In fact, a story circulated that Walt Disney had actually based the Disney castle on the prison. There was some biographical reason I can’t remember that Walt would have seen the prison and that maybe that could have been true. Was it: he was in the Navy and was briefly imprisoned there for some minor infraction? I’m probably making that up, but something like that.
But whatever the local legend was, whatever the supposed way Walt saw the prison and based his castle on it—imagine him approaching it by ship, wearing those Navy clothes out on the deck by the rail, and sketching its details in pencil into a little old-fashioned notebook, even penciling fireworks into the sky around it—we also knew it wasn’t true. Something about the story was false or impossible. It was a fantasy. But when you saw the prison, you could see it.
(I associate the abandoned prison with the abandoned old hotel—cue The Shining music—the Wentworth by the Sea. As teenagers we’d drive up to it at night. Enormous, broken windows, waves lashing rocks in the background. (I’m pretty sure that was New Castle.) They rebuilt it later (I think) after many years of neglect.)
Sometime in my late 20s a friend recommended the 70s Jack Nicholson movie The Last Detail. In that movie, Jack and this other guy are in the Navy and have to transport this young kid in his late teens, also in the Navy, to… the Portsmouth Naval Prison. The kid was a kleptomaniac and had stolen from the wrong person—the wife of a high-up I think (lots about class in this movie)—and was being punished especially harshly, like a ten-year sentence or something.

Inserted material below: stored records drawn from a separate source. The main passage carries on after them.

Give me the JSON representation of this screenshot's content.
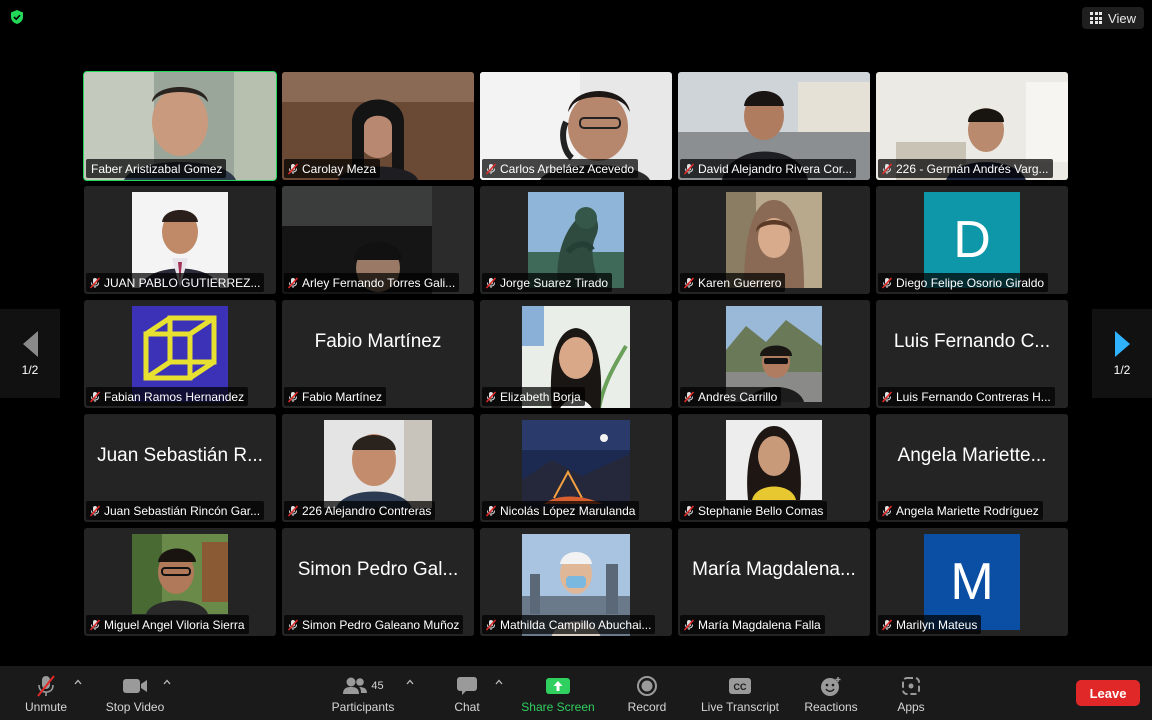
{
  "top": {
    "view_label": "View"
  },
  "pager": {
    "left_label": "1/2",
    "right_label": "1/2"
  },
  "participants": [
    {
      "name": "Faber Aristizabal Gomez",
      "muted": false,
      "type": "video",
      "scene": "faber"
    },
    {
      "name": "Carolay Meza",
      "muted": true,
      "type": "video",
      "scene": "carolay"
    },
    {
      "name": "Carlos Arbeláez Acevedo",
      "muted": true,
      "type": "video",
      "scene": "carlos"
    },
    {
      "name": "David Alejandro Rivera Cor...",
      "muted": true,
      "type": "video",
      "scene": "david"
    },
    {
      "name": "226 - Germán Andrés Varg...",
      "muted": true,
      "type": "video",
      "scene": "german"
    },
    {
      "name": "JUAN PABLO GUTIERREZ...",
      "muted": true,
      "type": "photo",
      "scene": "juanpablo"
    },
    {
      "name": "Arley Fernando Torres Gali...",
      "muted": true,
      "type": "video",
      "scene": "arley"
    },
    {
      "name": "Jorge Suarez Tirado",
      "muted": true,
      "type": "photo",
      "scene": "jorge"
    },
    {
      "name": "Karen Guerrero",
      "muted": true,
      "type": "photo",
      "scene": "karen"
    },
    {
      "name": "Diego Felipe Osorio Giraldo",
      "muted": true,
      "type": "letter",
      "letter": "D",
      "color": "#0e97a8"
    },
    {
      "name": "Fabian Ramos Hernandez",
      "muted": true,
      "type": "photo",
      "scene": "fabian"
    },
    {
      "name": "Fabio Martínez",
      "muted": true,
      "type": "name",
      "display": "Fabio Martínez"
    },
    {
      "name": "Elizabeth Borja",
      "muted": true,
      "type": "photo",
      "scene": "elizabeth"
    },
    {
      "name": "Andres Carrillo",
      "muted": true,
      "type": "photo",
      "scene": "andres"
    },
    {
      "name": "Luis Fernando Contreras H...",
      "muted": true,
      "type": "name",
      "display": "Luis Fernando C..."
    },
    {
      "name": "Juan Sebastián Rincón Gar...",
      "muted": true,
      "type": "name",
      "display": "Juan Sebastián R..."
    },
    {
      "name": "226 Alejandro Contreras",
      "muted": true,
      "type": "photo",
      "scene": "alejandro"
    },
    {
      "name": "Nicolás López Marulanda",
      "muted": true,
      "type": "photo",
      "scene": "nicolas"
    },
    {
      "name": "Stephanie Bello Comas",
      "muted": true,
      "type": "photo",
      "scene": "stephanie"
    },
    {
      "name": "Angela Mariette Rodríguez",
      "muted": true,
      "type": "name",
      "display": "Angela Mariette..."
    },
    {
      "name": "Miguel Angel Viloria Sierra",
      "muted": true,
      "type": "photo",
      "scene": "miguel"
    },
    {
      "name": "Simon Pedro Galeano Muñoz",
      "muted": true,
      "type": "name",
      "display": "Simon Pedro Gal..."
    },
    {
      "name": "Mathilda Campillo Abuchai...",
      "muted": true,
      "type": "photo",
      "scene": "mathilda"
    },
    {
      "name": "María Magdalena Falla",
      "muted": true,
      "type": "name",
      "display": "María Magdalena..."
    },
    {
      "name": "Marilyn Mateus",
      "muted": true,
      "type": "letter",
      "letter": "M",
      "color": "#0a4fa3"
    }
  ],
  "toolbar": {
    "unmute": "Unmute",
    "stop_video": "Stop Video",
    "participants": "Participants",
    "participants_count": "45",
    "chat": "Chat",
    "share_screen": "Share Screen",
    "record": "Record",
    "live_transcript": "Live Transcript",
    "live_transcript_badge": "CC",
    "reactions": "Reactions",
    "apps": "Apps",
    "leave": "Leave"
  },
  "colors": {
    "active_speaker": "#23d959",
    "share_green": "#2fd05f",
    "leave_red": "#e02828",
    "page_arrow_blue": "#2fb2ff"
  }
}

Jack and this other guy have to take the kid in handcuffs (at first), all of them in uniform, on trains and buses all the way across the country to Portsmouth. (The actual Portsmouth Naval Prison—a permission thing?—does not appear in the movie.)
They feel bad for the kid and, in various ways, initiate him into their adult world before he has to be imprisoned in this place I grew up near.
There’s a lot going on in that movie. I’ve seen it a handful of times, and I’ll see it again.
(When they’re in a city, New York I think, the kid wanders up to a room of people chanting and learns the Nam Myoho Renge Kyo chant. The depiction of the hippies—and their clash with the working-class Navy guys—is pretty dark, and the chant, which the kid clings to as his fate approaches (along bleak, snowy highways north of Boston), feels empty, like a promise people of privilege made to him that cannot be kept. Yet this is the chant I use as my meditation mantra now, since 2022. The negative The Last Detail association has long burned off. (I think of Wayne Shorter instead, if anything.))
I’m reading Aidan Levy’s 2022 (also) Sonny Rollins biography (RIP Sonny 💕). Sonny’s father was in the Navy. When Sonny was a young teenager, some awful, totally racist stuff happened and they sent his dad to… the Portsmouth Naval Prison. I already had this post planned when I read that the other night. It sent a chill through me. Like the empty sockets of that Disney prison suddenly jutting up at a weird angle across brackish water, pink in the sky and gold last light flashing off the wavelets.